Protein-Based Vaccine May Protect Against Malaria

In Brazil, Plasmodium vivax was responsible for 80% of the 600,000 cases of malaria reported in 2005 and malaria-related morbidity across the Amazon Basin. Emerging resistance to the frontline antimalarial drug, chloroquine, is of major concern as the mutation of target antigens complicates the development of new preventative therapies.

PvMSP-1, a protein of P. vivax is a target of naturally acquired and vaccine-induced immunity to malaria, however it can occur in up to six different forms. In the study researchers studied noninfected subjects exposed to malaria in rural Amazonia for antibody responses to proteins corresponding to PvMSP-1 commonly found in local parasites. Initially, less than one third had detectable antibodies, however antibody response increased dramatically following acute P. vivax infection.

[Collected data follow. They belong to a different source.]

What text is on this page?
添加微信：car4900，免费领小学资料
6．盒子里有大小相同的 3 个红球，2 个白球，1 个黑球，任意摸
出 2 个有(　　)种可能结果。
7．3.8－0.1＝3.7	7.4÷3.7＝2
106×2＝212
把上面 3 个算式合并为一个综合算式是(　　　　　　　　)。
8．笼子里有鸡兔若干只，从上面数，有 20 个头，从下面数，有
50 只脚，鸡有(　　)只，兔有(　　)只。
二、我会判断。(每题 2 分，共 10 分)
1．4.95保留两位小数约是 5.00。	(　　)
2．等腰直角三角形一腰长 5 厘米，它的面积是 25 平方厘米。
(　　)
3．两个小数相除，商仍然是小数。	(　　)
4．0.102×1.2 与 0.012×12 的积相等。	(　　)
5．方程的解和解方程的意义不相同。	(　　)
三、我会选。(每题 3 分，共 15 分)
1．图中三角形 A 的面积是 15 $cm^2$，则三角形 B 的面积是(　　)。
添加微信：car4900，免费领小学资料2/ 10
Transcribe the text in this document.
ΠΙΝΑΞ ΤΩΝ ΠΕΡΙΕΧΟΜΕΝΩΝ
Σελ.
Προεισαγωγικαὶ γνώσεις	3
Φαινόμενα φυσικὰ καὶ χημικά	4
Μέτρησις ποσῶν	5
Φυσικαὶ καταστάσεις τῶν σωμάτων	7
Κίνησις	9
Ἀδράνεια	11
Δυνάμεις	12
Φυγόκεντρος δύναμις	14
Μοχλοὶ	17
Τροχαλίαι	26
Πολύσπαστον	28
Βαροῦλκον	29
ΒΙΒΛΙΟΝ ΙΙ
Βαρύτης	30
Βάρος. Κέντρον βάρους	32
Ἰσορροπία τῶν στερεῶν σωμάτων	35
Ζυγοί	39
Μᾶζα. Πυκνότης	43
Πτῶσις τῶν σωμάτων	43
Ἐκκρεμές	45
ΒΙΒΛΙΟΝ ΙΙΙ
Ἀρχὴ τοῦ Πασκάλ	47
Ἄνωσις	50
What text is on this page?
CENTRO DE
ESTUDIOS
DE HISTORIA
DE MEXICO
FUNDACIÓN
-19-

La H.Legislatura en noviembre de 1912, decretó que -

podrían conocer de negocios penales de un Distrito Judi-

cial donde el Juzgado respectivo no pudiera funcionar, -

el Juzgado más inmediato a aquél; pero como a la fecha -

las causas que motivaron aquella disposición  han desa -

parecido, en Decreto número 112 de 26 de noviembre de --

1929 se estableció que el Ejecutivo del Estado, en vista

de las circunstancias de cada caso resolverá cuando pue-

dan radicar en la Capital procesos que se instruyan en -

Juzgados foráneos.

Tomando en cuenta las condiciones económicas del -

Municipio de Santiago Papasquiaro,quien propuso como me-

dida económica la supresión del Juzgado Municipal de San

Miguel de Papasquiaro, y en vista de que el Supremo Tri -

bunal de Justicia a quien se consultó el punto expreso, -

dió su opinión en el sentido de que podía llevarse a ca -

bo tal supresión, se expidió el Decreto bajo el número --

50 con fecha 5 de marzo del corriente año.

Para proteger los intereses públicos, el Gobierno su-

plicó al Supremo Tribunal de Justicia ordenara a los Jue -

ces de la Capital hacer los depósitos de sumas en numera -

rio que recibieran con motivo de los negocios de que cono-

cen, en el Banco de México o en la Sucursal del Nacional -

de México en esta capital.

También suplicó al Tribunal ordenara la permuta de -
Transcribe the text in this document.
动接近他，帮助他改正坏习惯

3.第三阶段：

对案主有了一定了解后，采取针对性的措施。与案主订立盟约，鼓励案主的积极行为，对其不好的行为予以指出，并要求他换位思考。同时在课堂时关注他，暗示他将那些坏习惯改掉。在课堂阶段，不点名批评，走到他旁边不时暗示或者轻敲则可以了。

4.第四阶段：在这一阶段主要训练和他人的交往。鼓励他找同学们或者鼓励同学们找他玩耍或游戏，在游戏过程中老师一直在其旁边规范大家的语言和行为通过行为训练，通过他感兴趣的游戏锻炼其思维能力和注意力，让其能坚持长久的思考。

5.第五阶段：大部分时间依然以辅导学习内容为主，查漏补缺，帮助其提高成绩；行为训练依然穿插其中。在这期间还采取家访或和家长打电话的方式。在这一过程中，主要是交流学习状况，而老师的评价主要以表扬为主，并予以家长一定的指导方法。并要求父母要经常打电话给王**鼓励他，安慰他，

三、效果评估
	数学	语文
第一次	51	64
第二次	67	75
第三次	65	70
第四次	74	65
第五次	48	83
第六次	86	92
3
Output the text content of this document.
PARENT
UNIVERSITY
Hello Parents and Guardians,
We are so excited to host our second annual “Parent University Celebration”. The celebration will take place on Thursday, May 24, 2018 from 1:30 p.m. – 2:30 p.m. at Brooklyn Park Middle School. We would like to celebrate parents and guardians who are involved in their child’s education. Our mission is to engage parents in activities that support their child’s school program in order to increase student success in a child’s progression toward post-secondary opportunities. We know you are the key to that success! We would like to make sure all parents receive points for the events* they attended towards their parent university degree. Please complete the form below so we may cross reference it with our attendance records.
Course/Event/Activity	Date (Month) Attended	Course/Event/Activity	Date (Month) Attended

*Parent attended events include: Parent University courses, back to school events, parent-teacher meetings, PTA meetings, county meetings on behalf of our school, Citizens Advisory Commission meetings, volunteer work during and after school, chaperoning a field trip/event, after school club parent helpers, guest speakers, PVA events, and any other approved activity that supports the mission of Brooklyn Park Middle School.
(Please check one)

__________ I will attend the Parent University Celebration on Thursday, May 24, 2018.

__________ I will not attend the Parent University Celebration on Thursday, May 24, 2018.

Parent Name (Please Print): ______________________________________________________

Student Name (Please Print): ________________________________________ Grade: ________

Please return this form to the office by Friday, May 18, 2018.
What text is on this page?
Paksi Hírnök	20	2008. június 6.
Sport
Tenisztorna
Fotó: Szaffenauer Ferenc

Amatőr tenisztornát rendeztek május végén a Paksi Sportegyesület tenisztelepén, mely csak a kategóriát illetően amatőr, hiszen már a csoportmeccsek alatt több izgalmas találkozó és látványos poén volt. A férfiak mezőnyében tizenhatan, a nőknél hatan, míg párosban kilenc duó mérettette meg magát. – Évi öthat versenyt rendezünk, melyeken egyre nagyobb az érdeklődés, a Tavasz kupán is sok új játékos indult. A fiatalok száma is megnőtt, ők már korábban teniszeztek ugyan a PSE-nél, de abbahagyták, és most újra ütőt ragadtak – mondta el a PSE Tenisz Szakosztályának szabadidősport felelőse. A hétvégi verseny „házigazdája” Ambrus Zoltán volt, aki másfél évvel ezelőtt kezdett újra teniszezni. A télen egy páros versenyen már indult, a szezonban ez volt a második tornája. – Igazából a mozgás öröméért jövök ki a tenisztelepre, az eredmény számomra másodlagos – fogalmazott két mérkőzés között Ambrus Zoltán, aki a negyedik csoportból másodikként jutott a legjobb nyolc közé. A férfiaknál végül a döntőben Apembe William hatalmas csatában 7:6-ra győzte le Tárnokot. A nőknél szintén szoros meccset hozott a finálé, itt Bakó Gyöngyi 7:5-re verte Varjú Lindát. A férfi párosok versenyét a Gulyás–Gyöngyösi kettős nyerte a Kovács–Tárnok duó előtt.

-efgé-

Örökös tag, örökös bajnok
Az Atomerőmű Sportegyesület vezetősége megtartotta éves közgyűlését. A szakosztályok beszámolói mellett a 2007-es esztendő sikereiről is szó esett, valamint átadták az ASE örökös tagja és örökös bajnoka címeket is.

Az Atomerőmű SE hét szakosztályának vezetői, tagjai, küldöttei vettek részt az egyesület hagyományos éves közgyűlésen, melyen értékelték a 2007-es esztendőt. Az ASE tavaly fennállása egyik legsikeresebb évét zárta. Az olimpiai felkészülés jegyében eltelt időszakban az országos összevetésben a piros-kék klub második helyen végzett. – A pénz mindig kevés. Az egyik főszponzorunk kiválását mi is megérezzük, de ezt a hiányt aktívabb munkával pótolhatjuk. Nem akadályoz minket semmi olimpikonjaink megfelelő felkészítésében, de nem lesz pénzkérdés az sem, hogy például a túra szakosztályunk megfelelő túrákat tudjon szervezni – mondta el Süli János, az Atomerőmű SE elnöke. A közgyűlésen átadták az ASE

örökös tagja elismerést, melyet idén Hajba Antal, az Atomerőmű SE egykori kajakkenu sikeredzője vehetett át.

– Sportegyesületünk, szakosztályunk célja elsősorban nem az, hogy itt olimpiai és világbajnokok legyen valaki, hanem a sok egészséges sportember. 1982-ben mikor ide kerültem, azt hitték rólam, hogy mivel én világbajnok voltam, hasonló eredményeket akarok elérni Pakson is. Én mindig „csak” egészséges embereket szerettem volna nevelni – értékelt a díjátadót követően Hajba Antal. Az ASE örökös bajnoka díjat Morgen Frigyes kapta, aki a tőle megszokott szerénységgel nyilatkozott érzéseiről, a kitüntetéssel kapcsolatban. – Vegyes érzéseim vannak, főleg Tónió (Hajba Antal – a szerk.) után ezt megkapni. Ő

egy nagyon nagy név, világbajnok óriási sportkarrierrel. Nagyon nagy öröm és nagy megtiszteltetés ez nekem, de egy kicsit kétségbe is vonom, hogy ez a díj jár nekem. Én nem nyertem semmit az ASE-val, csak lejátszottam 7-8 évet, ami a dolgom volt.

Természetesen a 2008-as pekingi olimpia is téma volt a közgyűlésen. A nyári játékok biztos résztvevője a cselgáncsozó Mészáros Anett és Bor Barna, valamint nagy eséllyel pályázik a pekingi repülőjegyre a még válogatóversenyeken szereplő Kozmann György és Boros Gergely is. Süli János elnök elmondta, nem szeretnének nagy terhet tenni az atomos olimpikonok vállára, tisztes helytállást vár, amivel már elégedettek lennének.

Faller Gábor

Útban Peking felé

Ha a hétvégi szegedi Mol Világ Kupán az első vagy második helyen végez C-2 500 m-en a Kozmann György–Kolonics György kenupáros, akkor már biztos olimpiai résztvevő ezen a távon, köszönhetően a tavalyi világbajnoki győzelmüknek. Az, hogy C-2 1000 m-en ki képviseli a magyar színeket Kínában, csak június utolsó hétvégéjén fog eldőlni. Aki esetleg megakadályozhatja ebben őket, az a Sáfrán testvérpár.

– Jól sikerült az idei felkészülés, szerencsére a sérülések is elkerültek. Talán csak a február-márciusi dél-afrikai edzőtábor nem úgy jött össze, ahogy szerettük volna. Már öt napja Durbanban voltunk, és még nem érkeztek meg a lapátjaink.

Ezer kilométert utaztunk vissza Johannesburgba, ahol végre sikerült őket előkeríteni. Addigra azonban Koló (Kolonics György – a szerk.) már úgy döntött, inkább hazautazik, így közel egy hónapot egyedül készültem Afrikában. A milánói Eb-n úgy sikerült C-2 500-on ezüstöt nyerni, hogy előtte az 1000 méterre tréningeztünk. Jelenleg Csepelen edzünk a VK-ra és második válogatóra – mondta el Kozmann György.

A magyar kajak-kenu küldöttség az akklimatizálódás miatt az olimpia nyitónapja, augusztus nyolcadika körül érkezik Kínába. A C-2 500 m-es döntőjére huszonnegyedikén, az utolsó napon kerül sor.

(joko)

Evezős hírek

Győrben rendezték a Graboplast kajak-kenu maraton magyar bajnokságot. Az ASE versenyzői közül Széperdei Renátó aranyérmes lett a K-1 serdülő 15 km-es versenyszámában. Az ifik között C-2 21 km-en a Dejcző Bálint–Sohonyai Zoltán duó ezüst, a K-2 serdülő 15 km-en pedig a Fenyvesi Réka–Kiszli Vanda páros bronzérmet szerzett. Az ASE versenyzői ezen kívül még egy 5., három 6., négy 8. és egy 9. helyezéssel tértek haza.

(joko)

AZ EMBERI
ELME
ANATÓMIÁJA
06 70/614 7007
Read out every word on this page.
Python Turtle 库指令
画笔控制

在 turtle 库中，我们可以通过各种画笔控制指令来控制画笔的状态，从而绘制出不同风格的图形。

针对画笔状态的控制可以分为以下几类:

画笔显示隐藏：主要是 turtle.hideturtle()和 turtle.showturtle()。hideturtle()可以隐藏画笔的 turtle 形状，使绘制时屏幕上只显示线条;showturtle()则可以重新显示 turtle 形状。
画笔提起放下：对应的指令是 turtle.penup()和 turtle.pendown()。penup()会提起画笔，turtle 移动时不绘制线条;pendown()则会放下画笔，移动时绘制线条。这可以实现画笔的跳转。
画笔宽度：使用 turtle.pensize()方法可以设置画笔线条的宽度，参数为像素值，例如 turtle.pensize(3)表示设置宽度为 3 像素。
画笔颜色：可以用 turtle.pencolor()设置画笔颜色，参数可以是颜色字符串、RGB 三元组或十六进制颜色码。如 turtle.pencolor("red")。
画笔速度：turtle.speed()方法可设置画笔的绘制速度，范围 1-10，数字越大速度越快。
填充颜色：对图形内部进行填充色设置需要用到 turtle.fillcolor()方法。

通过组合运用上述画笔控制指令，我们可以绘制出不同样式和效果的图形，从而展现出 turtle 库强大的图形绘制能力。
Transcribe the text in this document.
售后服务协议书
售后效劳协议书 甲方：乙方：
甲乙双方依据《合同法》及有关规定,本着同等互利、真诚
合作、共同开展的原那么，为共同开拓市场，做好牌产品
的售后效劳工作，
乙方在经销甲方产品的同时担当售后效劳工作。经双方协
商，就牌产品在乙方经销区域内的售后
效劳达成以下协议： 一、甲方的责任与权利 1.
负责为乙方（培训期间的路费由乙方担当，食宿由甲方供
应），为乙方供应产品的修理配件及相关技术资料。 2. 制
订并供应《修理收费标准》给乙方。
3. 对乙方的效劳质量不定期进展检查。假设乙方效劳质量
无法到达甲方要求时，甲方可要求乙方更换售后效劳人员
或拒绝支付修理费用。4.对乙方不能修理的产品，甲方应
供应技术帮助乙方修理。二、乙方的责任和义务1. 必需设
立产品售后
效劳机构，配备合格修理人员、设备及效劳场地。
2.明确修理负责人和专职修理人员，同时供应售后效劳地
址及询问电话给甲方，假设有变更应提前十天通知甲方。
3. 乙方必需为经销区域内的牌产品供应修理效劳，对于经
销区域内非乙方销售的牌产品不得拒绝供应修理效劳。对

"We suggest that antibody responses to the repertoire of variable domains of PvMsP-1 to which subjects are continuously exposed are elicited only after several repeated infections and may require frequent boosting, with clear implications for the development of PvMSP-1-based subunit vaccines," say the researchers.

They report their findings in the October 2007 issue of the journal Clinical and Vaccine Immunology.

Article: M.S. Bastos, M. da Silva-Nunes, R.S. Malafronte, E. Hellena, E. Hoffmann, G. Wunderlich, S.L. Moraes, M.U. Ferreira. 2007. Antigenic polymorphism and naturally acquired antibodies to Plasmodium vivax merozoite surface protein 1 in rural Amazonians. Clinical and Vaccine Immunology, 14. 10:1249-1259.